A cash flow analysis might be helpful in this respect. VLNC finished the last quarter with $6.7 MM, their cash flow for that quarter was negative $9 MM ($4.8 MM was capital equipment). Since then they had an injection of $7.5 (the floorless Preferred B), thus we should assume that their cash on hand starting the quarter and including the preferred is $14.2 MM. The numbers of employees at the end of the last quarter was 95 (at least according to Hoover's), now it is 270 (according to IR and the thread). If the burn rate without capital expenditures last quarter was $4.2 MM, what would be the burn rate with all these additional head counts? I come to $44.2 k/employee, by taking $4.2 and dividing by 95 (in the year before they had 91 employees, so I assume this to be the ratio, which, by the way is well in the framework of industry average of $175 k/year per employee). Let say we have added the additional 175 employees not for the whole quarter, but only for half, we get therefore an additional $3.5 MM in burn rate for the quarter just ended, or a cash outflow of $7.7 MM. I do not know what additional capital equipment was added in the current quarter, so, I'll assume none.

Thus we are ending this quarter, according to these calculations at $14.2-$7.7 = 6.5 MM in cash. The next quarter, will have the full addition of the 175 employees, thus the burn rate should be closer to $11 MM. Thus, unless we have billable sales that trigger the IDB largesse in the first six weeks of the next quarter, we will be out of cash come the end of February.

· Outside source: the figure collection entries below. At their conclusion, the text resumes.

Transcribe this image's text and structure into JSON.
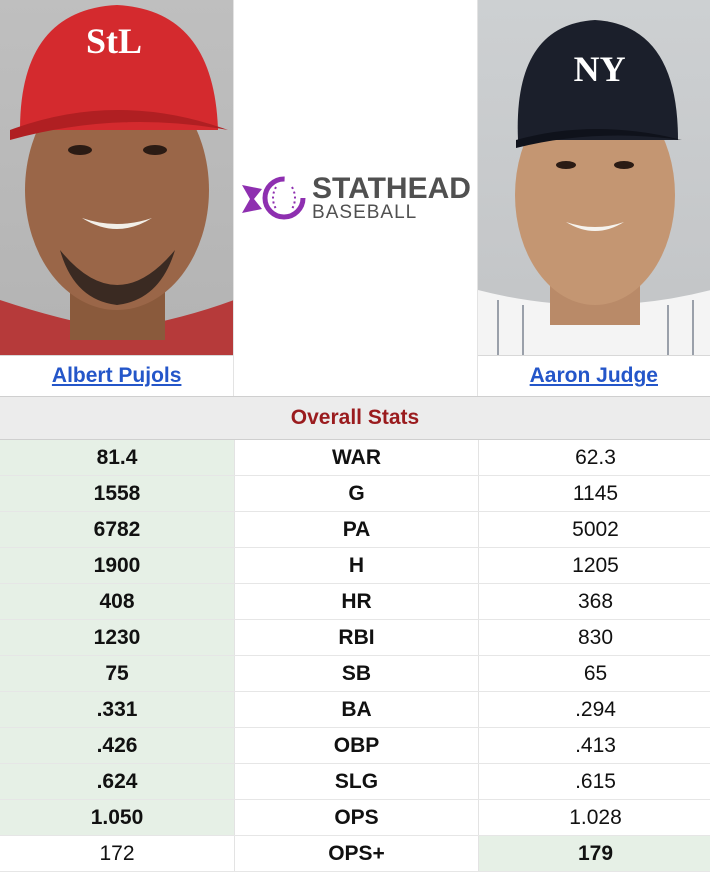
{
  "players": {
    "left": {
      "name": "Albert Pujols",
      "cap_logo": "StL"
    },
    "right": {
      "name": "Aaron Judge",
      "cap_logo": "NY"
    }
  },
  "logo": {
    "top": "STATHEAD",
    "bottom": "BASEBALL",
    "icon": "baseball-stitch-icon",
    "accent": "#8e2fb0"
  },
  "section_title": "Overall Stats",
  "colors": {
    "win": "#e6f0e6",
    "link": "#2456c9",
    "section": "#9a1b1e"
  },
  "stats": [
    {
      "label": "WAR",
      "left": "81.4",
      "right": "62.3",
      "winner": "left"
    },
    {
      "label": "G",
      "left": "1558",
      "right": "1145",
      "winner": "left"
    },
    {
      "label": "PA",
      "left": "6782",
      "right": "5002",
      "winner": "left"
    },
    {
      "label": "H",
      "left": "1900",
      "right": "1205",
      "winner": "left"
    },
    {
      "label": "HR",
      "left": "408",
      "right": "368",
      "winner": "left"
    },
    {
      "label": "RBI",
      "left": "1230",
      "right": "830",
      "winner": "left"
    },
    {
      "label": "SB",
      "left": "75",
      "right": "65",
      "winner": "left"
    },
    {
      "label": "BA",
      "left": ".331",
      "right": ".294",
      "winner": "left"
    },
    {
      "label": "OBP",
      "left": ".426",
      "right": ".413",
      "winner": "left"
    },
    {
      "label": "SLG",
      "left": ".624",
      "right": ".615",
      "winner": "left"
    },
    {
      "label": "OPS",
      "left": "1.050",
      "right": "1.028",
      "winner": "left"
    },
    {
      "label": "OPS+",
      "left": "172",
      "right": "179",
      "winner": "right"
    }
  ]
}
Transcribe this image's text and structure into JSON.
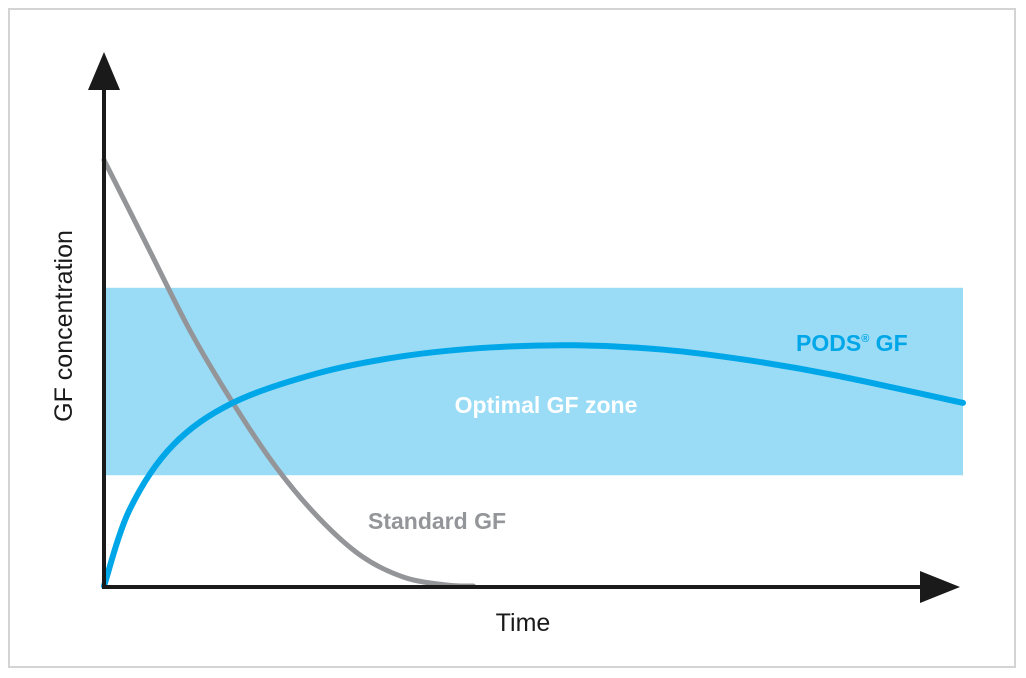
{
  "chart_data": {
    "type": "line",
    "xlabel": "Time",
    "ylabel": "GF concentration",
    "xlim": [
      0,
      100
    ],
    "ylim": [
      0,
      100
    ],
    "zone": {
      "label": "Optimal GF zone",
      "range": [
        26,
        70
      ],
      "color": "#9adcf6"
    },
    "series": [
      {
        "name": "Standard GF",
        "color": "#939598",
        "x": [
          0,
          5,
          10,
          15,
          20,
          25,
          30,
          35,
          40,
          43
        ],
        "y": [
          100,
          80,
          60,
          43,
          28,
          16,
          7,
          2,
          0.2,
          0
        ]
      },
      {
        "name": "PODS",
        "name_sup": "®",
        "name_suffix": " GF",
        "color": "#00a7e8",
        "x": [
          0,
          3,
          8,
          15,
          25,
          35,
          45,
          55,
          65,
          75,
          85,
          100
        ],
        "y": [
          0,
          18,
          33,
          43,
          50,
          54,
          56,
          56.5,
          55.5,
          53,
          49.5,
          43
        ]
      }
    ]
  }
}
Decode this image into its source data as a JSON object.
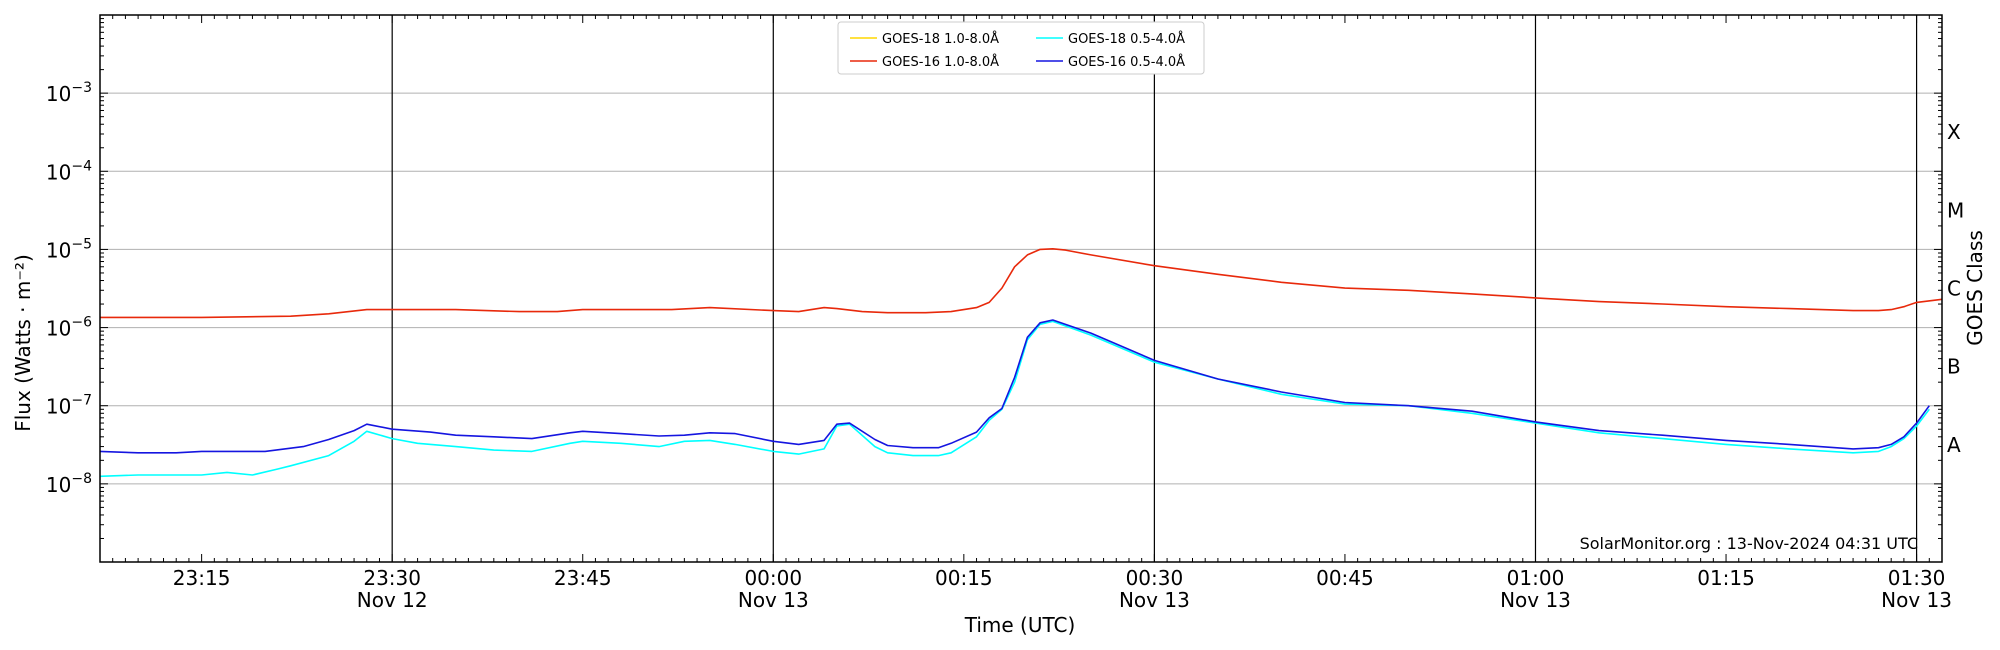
{
  "chart_data": {
    "type": "line",
    "xlabel": "Time (UTC)",
    "ylabel": "Flux (Watts · m⁻²)",
    "ylabel_right": "GOES Class",
    "yscale": "log",
    "xlim": [
      "23:07",
      "01:32"
    ],
    "ylim": [
      1e-09,
      0.01
    ],
    "grid": "horizontal",
    "legend_position": "top-center",
    "watermark": "SolarMonitor.org : 13-Nov-2024 04:31 UTC",
    "x_ticks": [
      {
        "time": "23:15",
        "label": "23:15",
        "sub": ""
      },
      {
        "time": "23:30",
        "label": "23:30",
        "sub": "Nov 12"
      },
      {
        "time": "23:45",
        "label": "23:45",
        "sub": ""
      },
      {
        "time": "00:00",
        "label": "00:00",
        "sub": "Nov 13"
      },
      {
        "time": "00:15",
        "label": "00:15",
        "sub": ""
      },
      {
        "time": "00:30",
        "label": "00:30",
        "sub": "Nov 13"
      },
      {
        "time": "00:45",
        "label": "00:45",
        "sub": ""
      },
      {
        "time": "01:00",
        "label": "01:00",
        "sub": "Nov 13"
      },
      {
        "time": "01:15",
        "label": "01:15",
        "sub": ""
      },
      {
        "time": "01:30",
        "label": "01:30",
        "sub": "Nov 13"
      }
    ],
    "vlines": [
      "23:30",
      "00:00",
      "00:30",
      "01:00",
      "01:30"
    ],
    "y_ticks": [
      {
        "exp": -8,
        "label": "10",
        "sup": "−8"
      },
      {
        "exp": -7,
        "label": "10",
        "sup": "−7"
      },
      {
        "exp": -6,
        "label": "10",
        "sup": "−6"
      },
      {
        "exp": -5,
        "label": "10",
        "sup": "−5"
      },
      {
        "exp": -4,
        "label": "10",
        "sup": "−4"
      },
      {
        "exp": -3,
        "label": "10",
        "sup": "−3"
      }
    ],
    "goes_classes": [
      {
        "label": "A",
        "exp": -7.5
      },
      {
        "label": "B",
        "exp": -6.5
      },
      {
        "label": "C",
        "exp": -5.5
      },
      {
        "label": "M",
        "exp": -4.5
      },
      {
        "label": "X",
        "exp": -3.5
      }
    ],
    "series": [
      {
        "name": "GOES-18 1.0-8.0Å",
        "color": "#ffd700",
        "x": [],
        "y": []
      },
      {
        "name": "GOES-16 1.0-8.0Å",
        "color": "#e8290b",
        "x": [
          "23:07",
          "23:15",
          "23:22",
          "23:25",
          "23:28",
          "23:30",
          "23:35",
          "23:40",
          "23:43",
          "23:45",
          "23:52",
          "23:55",
          "00:00",
          "00:02",
          "00:04",
          "00:05",
          "00:07",
          "00:09",
          "00:12",
          "00:14",
          "00:16",
          "00:17",
          "00:18",
          "00:19",
          "00:20",
          "00:21",
          "00:22",
          "00:23",
          "00:25",
          "00:30",
          "00:35",
          "00:40",
          "00:45",
          "00:50",
          "00:55",
          "01:00",
          "01:05",
          "01:10",
          "01:15",
          "01:20",
          "01:25",
          "01:27",
          "01:28",
          "01:29",
          "01:30",
          "01:32"
        ],
        "y": [
          1.35e-06,
          1.35e-06,
          1.4e-06,
          1.5e-06,
          1.7e-06,
          1.7e-06,
          1.7e-06,
          1.6e-06,
          1.6e-06,
          1.7e-06,
          1.7e-06,
          1.8e-06,
          1.65e-06,
          1.6e-06,
          1.8e-06,
          1.75e-06,
          1.6e-06,
          1.55e-06,
          1.55e-06,
          1.6e-06,
          1.8e-06,
          2.1e-06,
          3.2e-06,
          6e-06,
          8.5e-06,
          1e-05,
          1.02e-05,
          9.8e-06,
          8.5e-06,
          6.2e-06,
          4.8e-06,
          3.8e-06,
          3.2e-06,
          3e-06,
          2.7e-06,
          2.4e-06,
          2.15e-06,
          2e-06,
          1.85e-06,
          1.75e-06,
          1.65e-06,
          1.65e-06,
          1.7e-06,
          1.85e-06,
          2.1e-06,
          2.3e-06
        ]
      },
      {
        "name": "GOES-18 0.5-4.0Å",
        "color": "#00ffff",
        "x": [
          "23:07",
          "23:10",
          "23:13",
          "23:15",
          "23:17",
          "23:19",
          "23:21",
          "23:22",
          "23:25",
          "23:27",
          "23:28",
          "23:30",
          "23:32",
          "23:35",
          "23:38",
          "23:41",
          "23:44",
          "23:45",
          "23:48",
          "23:51",
          "23:53",
          "23:55",
          "23:57",
          "00:00",
          "00:02",
          "00:04",
          "00:05",
          "00:06",
          "00:08",
          "00:09",
          "00:11",
          "00:13",
          "00:14",
          "00:16",
          "00:17",
          "00:18",
          "00:19",
          "00:20",
          "00:21",
          "00:22",
          "00:25",
          "00:30",
          "00:35",
          "00:40",
          "00:45",
          "00:50",
          "00:55",
          "01:00",
          "01:05",
          "01:10",
          "01:15",
          "01:20",
          "01:25",
          "01:27",
          "01:28",
          "01:29",
          "01:30",
          "01:31"
        ],
        "y": [
          1.25e-08,
          1.3e-08,
          1.3e-08,
          1.3e-08,
          1.4e-08,
          1.3e-08,
          1.55e-08,
          1.7e-08,
          2.3e-08,
          3.5e-08,
          4.7e-08,
          3.8e-08,
          3.3e-08,
          3e-08,
          2.7e-08,
          2.6e-08,
          3.3e-08,
          3.5e-08,
          3.3e-08,
          3e-08,
          3.5e-08,
          3.6e-08,
          3.2e-08,
          2.6e-08,
          2.4e-08,
          2.8e-08,
          5.5e-08,
          5.8e-08,
          3e-08,
          2.5e-08,
          2.3e-08,
          2.3e-08,
          2.5e-08,
          4e-08,
          6.5e-08,
          9e-08,
          2e-07,
          7e-07,
          1.1e-06,
          1.2e-06,
          8e-07,
          3.6e-07,
          2.2e-07,
          1.4e-07,
          1.05e-07,
          1e-07,
          8e-08,
          6e-08,
          4.5e-08,
          3.8e-08,
          3.2e-08,
          2.8e-08,
          2.5e-08,
          2.6e-08,
          3e-08,
          3.8e-08,
          5.5e-08,
          9e-08
        ]
      },
      {
        "name": "GOES-16 0.5-4.0Å",
        "color": "#1515e0",
        "x": [
          "23:07",
          "23:10",
          "23:13",
          "23:15",
          "23:20",
          "23:23",
          "23:25",
          "23:27",
          "23:28",
          "23:30",
          "23:33",
          "23:35",
          "23:38",
          "23:41",
          "23:44",
          "23:45",
          "23:48",
          "23:51",
          "23:53",
          "23:55",
          "23:57",
          "00:00",
          "00:02",
          "00:04",
          "00:05",
          "00:06",
          "00:08",
          "00:09",
          "00:11",
          "00:13",
          "00:14",
          "00:16",
          "00:17",
          "00:18",
          "00:19",
          "00:20",
          "00:21",
          "00:22",
          "00:25",
          "00:30",
          "00:35",
          "00:40",
          "00:45",
          "00:50",
          "00:55",
          "01:00",
          "01:05",
          "01:10",
          "01:15",
          "01:20",
          "01:25",
          "01:27",
          "01:28",
          "01:29",
          "01:30",
          "01:31"
        ],
        "y": [
          2.6e-08,
          2.5e-08,
          2.5e-08,
          2.6e-08,
          2.6e-08,
          3e-08,
          3.7e-08,
          4.8e-08,
          5.8e-08,
          5e-08,
          4.6e-08,
          4.2e-08,
          4e-08,
          3.8e-08,
          4.5e-08,
          4.7e-08,
          4.4e-08,
          4.1e-08,
          4.2e-08,
          4.5e-08,
          4.4e-08,
          3.5e-08,
          3.2e-08,
          3.6e-08,
          5.8e-08,
          6e-08,
          3.7e-08,
          3.1e-08,
          2.9e-08,
          2.9e-08,
          3.3e-08,
          4.6e-08,
          7e-08,
          9.2e-08,
          2.3e-07,
          7.5e-07,
          1.15e-06,
          1.25e-06,
          8.5e-07,
          3.8e-07,
          2.2e-07,
          1.5e-07,
          1.1e-07,
          1e-07,
          8.5e-08,
          6.2e-08,
          4.8e-08,
          4.2e-08,
          3.6e-08,
          3.2e-08,
          2.8e-08,
          2.9e-08,
          3.2e-08,
          4e-08,
          6e-08,
          1e-07
        ]
      }
    ]
  }
}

This analysis depends on the assumptions that indeed the head count has increased by 175 heads and that the additional burn rate per quarter per head is $42 K. Rational people can disagree over these assumptions, and might even advance an argument that many of the new employees are paid less and require smaller overhead charges. I do not know, and until we get financial report for the latest period I can only guess. Someone may want to run the same cash flow analysis taking into account a cost per head of only 30 K per quarter, and on the other hand may want to add additional capital equipment to accommodate all these new employees. A true cash flow analysis will also have to account for increases in inventories (now nil) and accounts receivable (now nil as well), thus, even if I erred on the cost per employee per quarter, it is quite possible that the picture painted is not too far from reality.

It is quite possible that VLNC has more then $4 MM in inventories of saleable batteries that can be shipped before Feb 15, but I would say that relying on such an eventuality is a little more risky then assuming no nuclear war in the next six month.

It is my conclusion that VLNC will have to approach those additional funding entities (that FMK said were in the wing and the reason that CC had to yield on the preferred A floorlessnes feature), and if these funding entities are not as generous as CC, then automatically, the CC floorless will get the same (presumambly) better terms.

I do not view this as a "low risk" or one chance in a 1000 that things will all be nice and dandy.

Zeev

PS, I will not respond to posts questioning my motives on this post. Argue the numbers and I will reason with you.